Dopo il ricovero a Berlino durato 5 mesi, città dove è stato trasportato d’urgenza in seguito ad un avvelenamento, Alexei Navalny è tornato nel suo Paese d’origine. A dare un “caloroso” bentornato sono state le forze dell’ordine russe, le quali hanno arrestato l’oppositore politico di Putin appena atterrato a Mosca. Quel che è successo dopo è al limite dell’inverosimile: un’udienza “lampo” all’interno del dipartimento del ministero dell’interno russo a Khimki, con un preavviso di pochi minuti del legale di Navalny.
Il “processo”
La seduta si è conclusa con una condanna a trenta giorni di reclusione, e il 2 febbraio ci sarà un’altra udienza che potrebbe commutare la pena definitiva in una più ingente, di 3 anni e 6 mesi. Se la corte accoglierà la richiesta avanzata dalla sezione moscovita del Servizio Penitenziario-Federale (Fsin), Navalny rischierà di finire definitivamente in galera.
L’accusa è di non aver firmato bi-mensilmente (come da obbligo) per certificare la sua reclusione ai domiciliari, condanna emessa in seguito ad un altro processo-farsa che lo ha giudicato nel 2014 per reati finanziari. Naturalmente, egli non ha potuto firmare poiché era ricoverato in Germania, ma questo non ha alcuna valenza per l’autorità russa.

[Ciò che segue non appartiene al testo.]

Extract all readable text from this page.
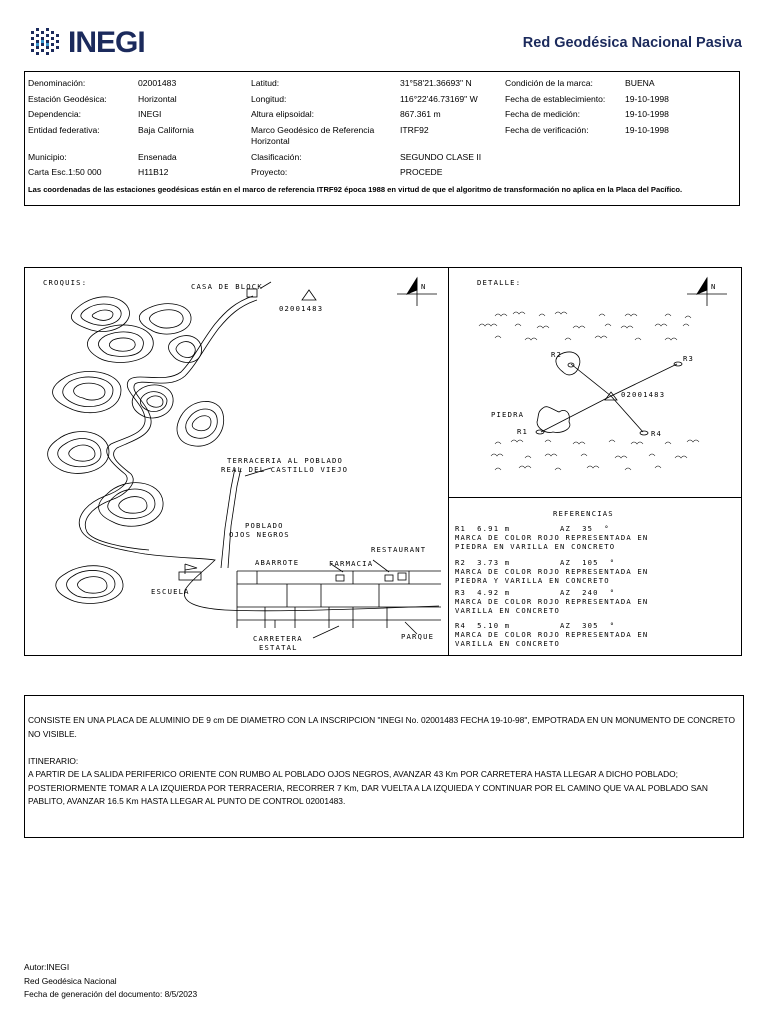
INEGI	Red Geodésica Nacional Pasiva
Denominación:	02001483	Latitud:	31°58'21.36693" N	Condición de la marca:	BUENA
Estación Geodésica:	Horizontal	Longitud:	116°22'46.73169" W	Fecha de establecimiento:	19-10-1998
Dependencia:	INEGI	Altura elipsoidal:	867.361 m	Fecha de medición:	19-10-1998
Entidad federativa:	Baja California	Marco Geodésico de Referencia Horizontal	ITRF92	Fecha de verificación:	19-10-1998
Municipio:	Ensenada	Clasificación:	SEGUNDO CLASE II		
Carta Esc.1:50 000	H11B12	Proyecto:	PROCEDE		
Las coordenadas de las estaciones geodésicas están en el marco de referencia ITRF92 época 1988 en virtud de que el algoritmo de transformación no aplica en la Placa del Pacífico.					
CROQUIS:	CASA DE BLOCK
02001483
N
TERRACERIA AL POBLADO
REAL DEL CASTILLO VIEJO
POBLADO
OJOS NEGROS
ABARROTE	FARMACIA
RESTAURANT
ESCUELA
CARRETERA
ESTATAL
PARQUE
DETALLE:	N
R2	R3
02001483
PIEDRA
R1	R4
REFERENCIAS
R1  6.91 m         AZ  35  °
MARCA DE COLOR ROJO REPRESENTADA EN
PIEDRA EN VARILLA EN CONCRETO
R2  3.73 m         AZ  105  °
MARCA DE COLOR ROJO REPRESENTADA EN
PIEDRA Y VARILLA EN CONCRETO
R3  4.92 m         AZ  240  °
MARCA DE COLOR ROJO REPRESENTADA EN
VARILLA EN CONCRETO
R4  5.10 m         AZ  305  °
MARCA DE COLOR ROJO REPRESENTADA EN
VARILLA EN CONCRETO

CONSISTE EN UNA PLACA DE ALUMINIO DE 9 cm DE DIAMETRO CON LA INSCRIPCION "INEGI No. 02001483 FECHA 19-10-98", EMPOTRADA EN UN MONUMENTO DE CONCRETO NO VISIBLE.

ITINERARIO:

A PARTIR DE LA SALIDA PERIFERICO ORIENTE CON RUMBO AL POBLADO OJOS NEGROS, AVANZAR 43 Km POR CARRETERA HASTA LLEGAR A DICHO POBLADO; POSTERIORMENTE TOMAR A LA IZQUIERDA POR TERRACERIA, RECORRER 7 Km, DAR VUELTA A LA IZQUIEDA Y CONTINUAR POR EL CAMINO QUE VA AL POBLADO SAN PABLITO, AVANZAR 16.5 Km HASTA LLEGAR AL PUNTO DE CONTROL 02001483.

Autor:INEGI
Red Geodésica Nacional
Fecha de generación del documento: 8/5/2023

L’accusa ai servizi segreti russi
Durante la convalescenza in Germania, grazie all’aiuto della Bellingcat e della CNN, Navalny è riuscito a stanare i mandanti del suo tentato omicidio. Un team di agenti dell’FSB, i servizi di sicurezza russi, pedinava l’oppositore russo da anni e, al momento dell’avvelenamento, si trovava nei pressi dell’hotel dove Navalny alloggiava: lo ha dimostrato una lunga inchiesta pubblicata da diverse testate internazionali, tra cui Bellingcat e la CNN.

Le stesse testate hanno pubblicato un altro articolo in cui raccontano come Navalny avrebbe contattato per telefono gli agenti responsabili dell’operazione contro di lui. Usando una falsa identità, ha fatto confessare a uno di loro che l’FSB sarebbe responsabile dell’avvelenamento. Le telefonate tra gli agenti e Navalny sono avvenute il 14 dicembre 2020, poco prima della pubblicazione dell’inchiesta iniziale che rivela i nomi e le attività di pedinamento effettuate da questi ultimi.
Sostegno estero
Il politico russo è pienamente consapevole del rischio che corre, ma continua imperterrito la sua battaglia, sostenuto anche dall’Europa. Il presidente dell’Europarlamento, David Sassoli, ha dichiarato in apertura della sessione plenaria:
”Invito le autorità russe a rilasciare il signor Navalny, la sua detenzione costituisce una violazione dei diritti umani. Noi tutti lo sosteniamo”.
A riguardo, il Partito Popolare Europeo ha chiesto una discussione in Aula sull’arresto dell’oppositore politico al suo ritorno in Russia dopo l’avvelenamento subito la scorsa estate, e la richiesta di dibattito è già stata condivisa da altri gruppi parlamentari.
È Lo stesso Navalny, attraverso il suo canale Navalny Live, a lanciare un appello. «Scendete in piazza, non per me ma per voi stessi, per il vostro futuro. Non abbiate paura. […] Di che cosa ha più paura quest’orso che sta sul gasdotto, quei ladri che stanno nel bunker? Che la gente scenda in piazza. Perché è il fattore che non può essere ignorato, è l’essenza della politica”.
La crudezza dell’accusa di Navalny ha scosso le masse, colpendo profondamente il Presidente russo e provocando inevitabilmente un terremoto mediatico che difficilmente potrà stopparsi. Con la sua testimonianza, Navalny denuncia a tutto il mondo il modo autoritario in cui Putin continua a detenere il potere in Russia, attraverso metodi che sono ben lontani dall’essere liberal-democratici.